In 1972, Andre Gregory and his Manhattan Theatre Project adapted Lewis Carroll’s Alice’s Adventures in Wonderland into a bare-bones, minimalist stage play consisting of six actors, a few umbrellas, and a deep subtext screaming of cultural rebellion from beneath Carroll’s clever, innocent wordplay. Gregory and his 20-something colleagues understood the power that the Vietnam War and post-’50s America had on their psyches, and Alice’s quirky adventure became a dark foray into what many critics called a humorous trip into Hell.
Now, in 2008, the Schwartz Center is producing Gregory’s adaptation with a new set of 20-something viewpoints, with students who’ve only heard or read about 1970s America. One actress plays Alice, while five other actors surround her as a collective ensemble, at turns sprouting the Caterpillar, Mad Hatter, Cheshire Cat, White Knight, et al, seemingly out of nowhere on the almost-empty stage. Aside from a few props and costume pieces, the actors create the world beyond the rabbit hole with nothing but voices and bodies, and Alice — a seven-year-old girl, we should be reminded — finds those celebrated adventures tearing at her sanity, and leaving her cold, confused, and alone.
In other words, this ain’t a bunch of singin’ flowers.
But whereas Gregory’s production had Alice devastated by noise and chaos, reflecting the severe lack of control 20-somethings felt during the Vietnam War, the Draft always breathing over their shoulder, the Schwartz’s production aims to create its own version of Gregory’s adaptation, allowing its six-person ensemble — ranging from 19 to 54 years old — to play with the themes surrounding America today. How much control do we have now compared to Cold War America? Is psychedelia as present today? Does that ‘hippie culture’ still have any cultural resonance?
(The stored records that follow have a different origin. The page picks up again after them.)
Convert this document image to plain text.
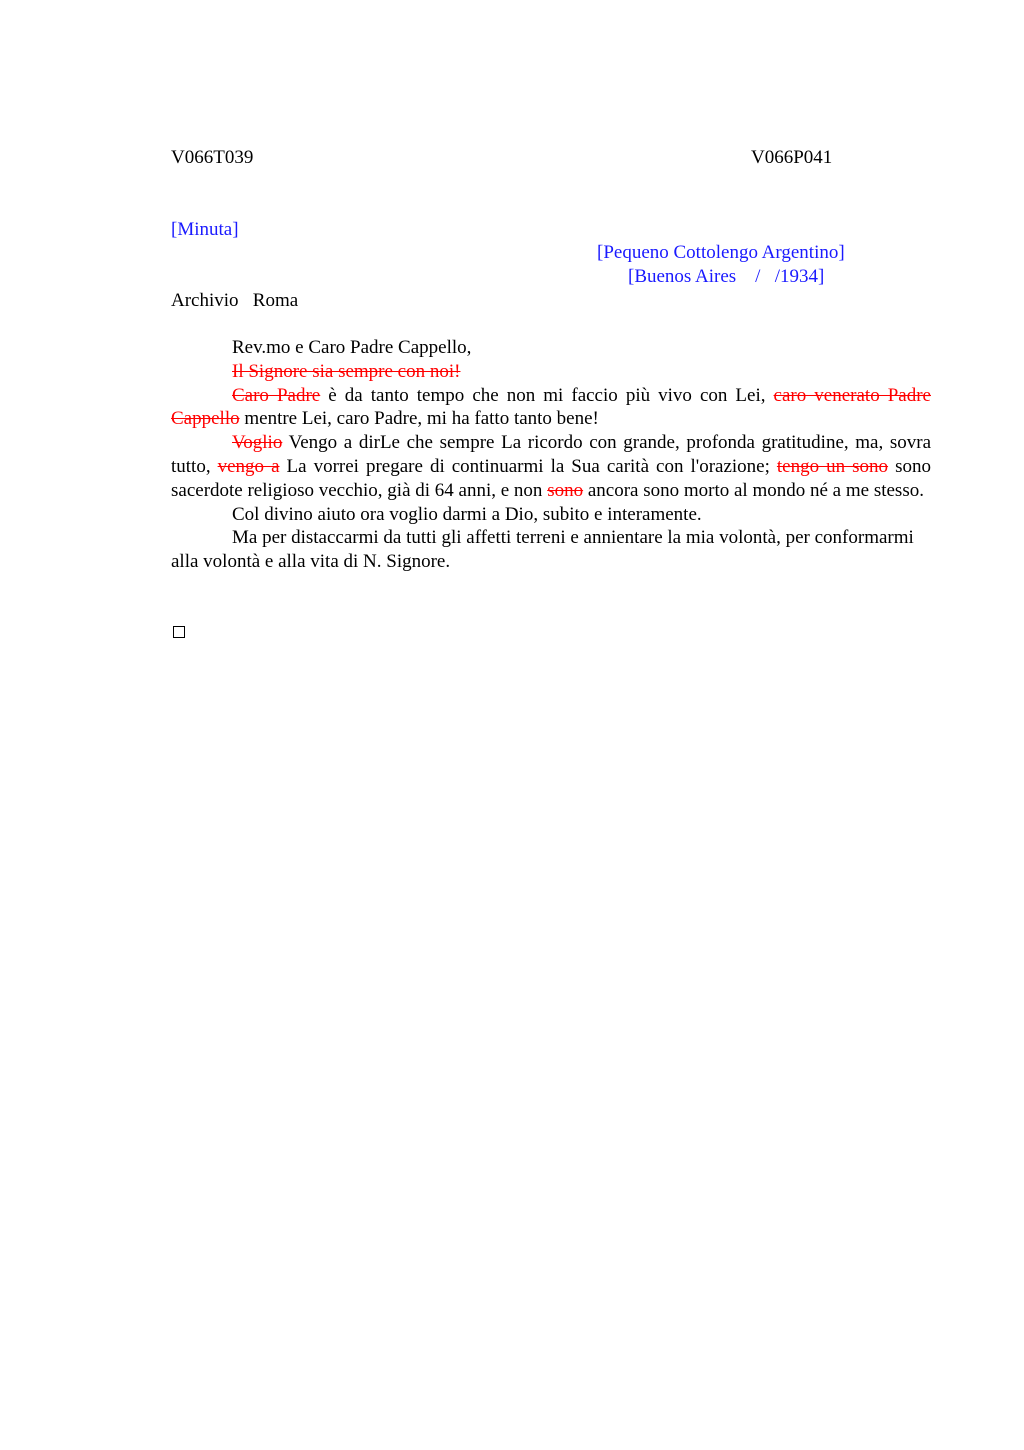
V066T039	V066P041
[Minuta]
[Pequeno Cottolengo Argentino]
[Buenos Aires    /   /1934]
Archivio   Roma

Rev.mo e Caro Padre Cappello,

Il Signore sia sempre con noi!

Caro Padre è da tanto tempo che non mi faccio più vivo con Lei, caro venerato Padre Cappello mentre Lei, caro Padre, mi ha fatto tanto bene!

Voglio Vengo a dirLe che sempre La ricordo con grande, profonda gratitudine, ma, sovra tutto, vengo a La vorrei pregare di continuarmi la Sua carità con l'orazione; tengo un sono sono sacerdote religioso vecchio, già di 64 anni, e non sono ancora sono morto al mondo né a me stesso.

Col divino aiuto ora voglio darmi a Dio, subito e interamente.

Ma per distaccarmi da tutti gli affetti terreni e annientare la mia volontà, per conformarmi alla volontà e alla vita di N. Signore.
The set for the Schwartz’s Alice in Wonderland, which runs through next week, suggests a 1920s traveling carnival, with barking carnies and all the frenzy and oddness of the old midway. That feeling of mythical history, of events we understand as popular culture but not necessarily as contemporary life, pervades the production. As Alice descends deeper into the rabbit hole, meeting all the same characters we all grew up with, we’re constantly reminded of how memories may change and how perceptions can be altered by something as simple as a new point of view. Just as Andre Gregory and his company could never hope to understand Lewis Carroll’s 1865 imagination, so can we 20-somethings never hope to understand 1972 America. We haven’t lived It — but that doesn’t mean we’re perfect, either.